Vivíamos en una casa gigante que mi papa había heredado de sus abuelos. Era toda de madera y tenía ventanas casi tan grandes como las paredes mismas. Con el tiempo papá fue tableando todas y cada una de ellas. Quería que me sintiera cómoda, normal.
Imagínense que alguien les hubiera robado todo lo que tenían, todo lo que podrían haber sido. Y encima estar condenados a vivir con esa persona mientras les refriega en la cara todo lo que jamás volverá a uno.
Yo sabía donde estaban mis colores. Mis colores se encontraban dos puertas a la izquierda, subiendo la escalera.
Cuando desayunábamos juntas, mi hermana siempre me lo hacia notar. Con sus ojos ámbar se colocaba en las sombras, queriendo ponerse en contraste, para que sus colores brillen más que nunca. Y me miraba, eso era todo. Era lo único que necesitaba.
A veces, por la noche, me acercaba a su cama y mientras ella dormía yo posaba mi mano sobre su pecho, escuchando sus latidos, viendo si todavía estaban ahí. Y los contaba uno por uno.
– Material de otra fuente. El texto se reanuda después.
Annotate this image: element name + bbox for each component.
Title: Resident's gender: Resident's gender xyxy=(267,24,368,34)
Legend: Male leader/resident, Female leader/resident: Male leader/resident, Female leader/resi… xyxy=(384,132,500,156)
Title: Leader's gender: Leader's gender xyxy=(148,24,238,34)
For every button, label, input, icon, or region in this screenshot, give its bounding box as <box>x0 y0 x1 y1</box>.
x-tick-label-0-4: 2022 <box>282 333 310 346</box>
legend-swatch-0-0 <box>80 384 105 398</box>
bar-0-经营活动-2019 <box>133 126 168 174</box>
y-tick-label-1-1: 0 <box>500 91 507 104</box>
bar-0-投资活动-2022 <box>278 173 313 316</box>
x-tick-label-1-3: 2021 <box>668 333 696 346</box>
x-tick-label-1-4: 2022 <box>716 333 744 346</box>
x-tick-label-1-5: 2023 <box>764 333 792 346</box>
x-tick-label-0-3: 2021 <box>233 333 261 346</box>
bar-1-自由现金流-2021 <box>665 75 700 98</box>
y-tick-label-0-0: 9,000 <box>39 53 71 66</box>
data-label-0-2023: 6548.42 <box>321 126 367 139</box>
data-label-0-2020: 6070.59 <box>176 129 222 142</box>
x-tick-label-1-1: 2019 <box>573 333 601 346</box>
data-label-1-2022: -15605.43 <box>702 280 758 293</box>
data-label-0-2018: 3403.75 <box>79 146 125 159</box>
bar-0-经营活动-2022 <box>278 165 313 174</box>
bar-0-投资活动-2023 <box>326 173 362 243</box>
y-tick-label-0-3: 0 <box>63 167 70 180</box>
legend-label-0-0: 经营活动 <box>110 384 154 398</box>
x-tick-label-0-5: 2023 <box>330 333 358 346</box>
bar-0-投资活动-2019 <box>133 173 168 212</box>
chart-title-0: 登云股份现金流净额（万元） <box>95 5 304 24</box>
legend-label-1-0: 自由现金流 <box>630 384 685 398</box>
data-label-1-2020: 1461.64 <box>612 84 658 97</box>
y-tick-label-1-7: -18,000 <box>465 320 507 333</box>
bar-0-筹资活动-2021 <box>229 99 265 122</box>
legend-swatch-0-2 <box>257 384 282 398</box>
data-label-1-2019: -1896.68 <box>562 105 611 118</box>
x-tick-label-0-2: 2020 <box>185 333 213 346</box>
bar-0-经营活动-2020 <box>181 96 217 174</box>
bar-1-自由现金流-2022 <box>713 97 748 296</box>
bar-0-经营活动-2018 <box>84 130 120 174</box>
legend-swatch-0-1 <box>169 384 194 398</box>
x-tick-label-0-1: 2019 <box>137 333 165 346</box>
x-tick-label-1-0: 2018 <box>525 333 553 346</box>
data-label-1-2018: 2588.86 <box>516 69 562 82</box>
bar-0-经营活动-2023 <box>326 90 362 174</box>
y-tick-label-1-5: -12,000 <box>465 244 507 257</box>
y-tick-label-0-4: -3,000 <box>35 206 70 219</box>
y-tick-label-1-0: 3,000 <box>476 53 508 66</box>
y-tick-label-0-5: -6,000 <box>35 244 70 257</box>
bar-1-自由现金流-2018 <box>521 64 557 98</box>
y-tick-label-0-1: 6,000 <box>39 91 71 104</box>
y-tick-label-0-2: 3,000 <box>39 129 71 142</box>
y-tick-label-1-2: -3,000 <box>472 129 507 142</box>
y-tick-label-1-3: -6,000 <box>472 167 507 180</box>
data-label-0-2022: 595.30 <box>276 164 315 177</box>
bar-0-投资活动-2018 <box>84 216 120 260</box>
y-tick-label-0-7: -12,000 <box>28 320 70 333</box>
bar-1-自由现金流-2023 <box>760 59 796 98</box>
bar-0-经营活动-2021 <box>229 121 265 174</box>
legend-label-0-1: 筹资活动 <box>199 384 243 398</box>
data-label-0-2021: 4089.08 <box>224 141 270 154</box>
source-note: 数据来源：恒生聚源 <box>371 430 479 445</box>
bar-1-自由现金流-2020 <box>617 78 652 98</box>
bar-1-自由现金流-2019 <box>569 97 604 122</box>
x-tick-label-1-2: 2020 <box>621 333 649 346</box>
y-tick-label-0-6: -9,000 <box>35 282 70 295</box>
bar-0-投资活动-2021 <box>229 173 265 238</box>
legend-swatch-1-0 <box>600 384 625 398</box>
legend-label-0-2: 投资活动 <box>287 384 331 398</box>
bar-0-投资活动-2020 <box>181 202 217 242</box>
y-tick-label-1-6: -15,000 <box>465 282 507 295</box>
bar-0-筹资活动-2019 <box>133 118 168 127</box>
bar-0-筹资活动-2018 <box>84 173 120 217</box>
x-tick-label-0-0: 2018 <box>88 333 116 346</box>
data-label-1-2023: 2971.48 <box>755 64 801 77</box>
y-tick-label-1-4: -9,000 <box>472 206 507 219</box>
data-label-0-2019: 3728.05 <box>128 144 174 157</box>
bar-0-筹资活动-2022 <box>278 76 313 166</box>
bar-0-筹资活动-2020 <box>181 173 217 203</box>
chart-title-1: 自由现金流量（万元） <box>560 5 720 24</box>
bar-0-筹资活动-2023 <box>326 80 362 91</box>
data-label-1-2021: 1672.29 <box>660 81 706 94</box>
Violeta. Azul. Verde. Amarillo. Naranja. Rojo.

Los susurraba una y otra vez. La luz de la luna entraba por la ventana, se mezclaba con mi hermana y formaba diferentes tonalidades.
Entonces sabia que iba a amanecer y yo dejaba de susurrar.

Cuando cumplimos trece años dejé de ir a la escuela. Ese fue el año donde las formas también se empezaron a ir de mi vida. Mis ojos blancos poco a poco me dejaban. Yo sabía que en algún momento no vería nunca más a mi hermana, y con ella a mi misma.

Una noche abrí los ojos en la oscuridad, como siempre. Recorrí todo el pasillo descalza hacia la habitación de Elisabeth. Llegue al umbral de la puerta y me detuve en seco.
Ella estaba despierta, mirándome desde lo ámbar. Ella sabía a que venía, lo supo todo el tiempo.
Cerré la puerta tras de mi. Ahora éramos solo ella y yo. Y el silencio, que de tanto tiempo que habíamos compartido con él ya era casi nuestro hermano.
Atravesé su cuello con lo primero que tuve a mano, un pequeño lápiz, de esos que se usan en los diarios íntimos. Y luego nos abrazamos como nunca antes.

Todos mis colores se iban de su cuerpo de a poco. Solo pude tocar el rojo, pero con eso fue suficiente. La amaba y ella a mi. Pero claro, en ese momento todo estaba oscuro.